The 7th Circuit judges initially upheld Conley’s ruling on Sept. 29, rejecting the Republicans’ standing to intervene. After the Wisconsin Supreme Court affirmed that standing, the same three-judge panel delivered Thursday’s ruling.
Justices Frank Easterbrook and Amy St. Eve voted to stay the order while Ilana Rovner dissented.
“The State Legislature offers two principal arguments in support of a stay: first, that a federal court should not change the rules so close to an election; second, that political rather than judicial officials are entitled to decide when a pandemic justifies changes to rules that are otherwise valid,” the majority wrote. “We agree with both of those arguments.”
Rovner, in a blistering dissent, highlighted the coronavirus threat to citizens in Wisconsin, currently one of the nation’s worst hot spots. Conley came up with a “limited, reasonable set of modifications” to election rules to preserve “the precious right of each Wisconsin citizen to vote,” she wrote.
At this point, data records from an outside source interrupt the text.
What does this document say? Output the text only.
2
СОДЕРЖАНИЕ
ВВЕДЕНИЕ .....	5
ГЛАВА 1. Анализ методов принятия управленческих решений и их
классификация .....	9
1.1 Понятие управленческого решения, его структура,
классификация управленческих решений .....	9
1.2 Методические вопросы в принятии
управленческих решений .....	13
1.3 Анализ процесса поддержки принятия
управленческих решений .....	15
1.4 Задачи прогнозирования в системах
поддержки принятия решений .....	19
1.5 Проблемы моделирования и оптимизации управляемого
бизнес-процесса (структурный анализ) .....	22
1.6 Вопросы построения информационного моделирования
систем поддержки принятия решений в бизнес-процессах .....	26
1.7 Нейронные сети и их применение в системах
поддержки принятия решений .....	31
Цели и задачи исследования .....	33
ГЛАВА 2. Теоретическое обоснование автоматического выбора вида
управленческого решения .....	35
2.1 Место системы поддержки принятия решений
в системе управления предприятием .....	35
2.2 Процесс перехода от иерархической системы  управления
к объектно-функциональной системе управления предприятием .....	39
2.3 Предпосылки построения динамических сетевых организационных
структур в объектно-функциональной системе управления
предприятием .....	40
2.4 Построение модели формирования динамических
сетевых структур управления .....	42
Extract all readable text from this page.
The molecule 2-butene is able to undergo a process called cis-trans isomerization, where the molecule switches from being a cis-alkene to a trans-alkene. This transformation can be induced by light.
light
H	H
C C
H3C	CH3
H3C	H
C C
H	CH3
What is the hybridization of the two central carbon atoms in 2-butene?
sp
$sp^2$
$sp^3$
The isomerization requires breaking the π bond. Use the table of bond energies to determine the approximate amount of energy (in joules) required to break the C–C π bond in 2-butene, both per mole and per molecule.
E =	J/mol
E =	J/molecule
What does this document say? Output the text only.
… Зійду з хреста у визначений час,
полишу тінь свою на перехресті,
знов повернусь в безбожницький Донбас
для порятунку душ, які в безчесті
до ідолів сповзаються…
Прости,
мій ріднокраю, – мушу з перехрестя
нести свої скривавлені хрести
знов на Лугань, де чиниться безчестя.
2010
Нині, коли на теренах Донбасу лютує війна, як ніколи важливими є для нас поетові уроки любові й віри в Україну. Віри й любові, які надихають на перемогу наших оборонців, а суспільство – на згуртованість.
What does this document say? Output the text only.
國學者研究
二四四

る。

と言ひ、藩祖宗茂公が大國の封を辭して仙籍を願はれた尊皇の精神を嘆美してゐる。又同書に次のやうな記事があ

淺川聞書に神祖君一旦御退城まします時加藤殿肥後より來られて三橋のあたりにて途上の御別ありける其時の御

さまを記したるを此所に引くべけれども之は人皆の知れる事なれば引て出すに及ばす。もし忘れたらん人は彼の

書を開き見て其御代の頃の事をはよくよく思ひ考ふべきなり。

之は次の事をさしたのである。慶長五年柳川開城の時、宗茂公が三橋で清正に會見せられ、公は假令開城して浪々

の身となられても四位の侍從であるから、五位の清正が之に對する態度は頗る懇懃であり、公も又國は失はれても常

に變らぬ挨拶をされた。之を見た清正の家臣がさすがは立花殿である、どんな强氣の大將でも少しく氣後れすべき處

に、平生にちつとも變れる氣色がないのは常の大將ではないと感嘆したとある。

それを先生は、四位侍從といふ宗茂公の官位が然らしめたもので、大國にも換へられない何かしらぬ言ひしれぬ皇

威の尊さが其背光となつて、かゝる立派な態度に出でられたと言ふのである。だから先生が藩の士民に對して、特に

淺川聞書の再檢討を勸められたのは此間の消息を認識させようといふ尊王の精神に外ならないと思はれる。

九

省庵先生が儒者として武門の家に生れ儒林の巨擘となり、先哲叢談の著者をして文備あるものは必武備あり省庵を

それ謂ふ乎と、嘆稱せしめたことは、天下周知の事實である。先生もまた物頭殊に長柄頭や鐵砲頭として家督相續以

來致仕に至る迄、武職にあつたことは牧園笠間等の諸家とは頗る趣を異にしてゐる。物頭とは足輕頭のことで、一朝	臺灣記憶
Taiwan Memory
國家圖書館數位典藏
“Today, in the midst of a pandemic and significantly slowed mail delivery, this court leaves voters to their own devices,” she wrote. “Good luck and G-d bless, Wisconsin. You are going to need it.”
All three judges were appointed by Republican presidents — Easterbrook by Ronald Reagan, St. Eve by Donald Trump and Rovner by George H.W. Bush.
Wisconsin Senate Majority Leader Scott Fitzgerald, part of the Republican leadership that successfully pressed the appeal of Conley’s ruling, called the reversal “a huge win for preserving the integrity of our election process in Wisconsin.” He called an extended counting period “a preposterous setup” that would undermine confidence in the election.
The Rev. Greg Lewis, whose Souls to the Polls group is among the plaintiffs, reacted by urging people to vote.
“Our votes matter,” Lewis said. “This is precisely why Republicans are trying so hard to keep us from voting.”
A state Democratic Party spokeswoman and an attorney for Democrats didn’t immediately respond to messages seeking comment.
President Donald Trump won Wisconsin by less than 1 percentage point — fewer than 23,000 votes — in 2016. Polls show Democratic challenger Joe Biden with a slight lead in the state, but both sides expect a tight race.
In the Indiana noon deadline appeal, plaintiff’s attorney Bill Groth said Friday, “We will do everything in our power to ensure that the end result in the Indiana case will be different” from the Wisconsin ruling. He noted Rovner in her dissent called the majority’s ruling a travesty “because it elevated legislative prerogatives over the fundamental right to vote during this unprecedented and worsening pandemic, thus effectively unmooring the right to vote from its constitutional protections.
“This lawsuit and the district court’s intervention would not have been necessary had Governor Holcomb, his appointees to the Election Commission, Attorney General Hill, Secretary of State Lawson, and the state Legislature been more interested in protecting Hoosier voters than their own selfish political interests,” Groth said. “I have no doubt that history will judge them harshly for their willful refusal to protect Hoosiers’ fundamental constitutional right to vote.”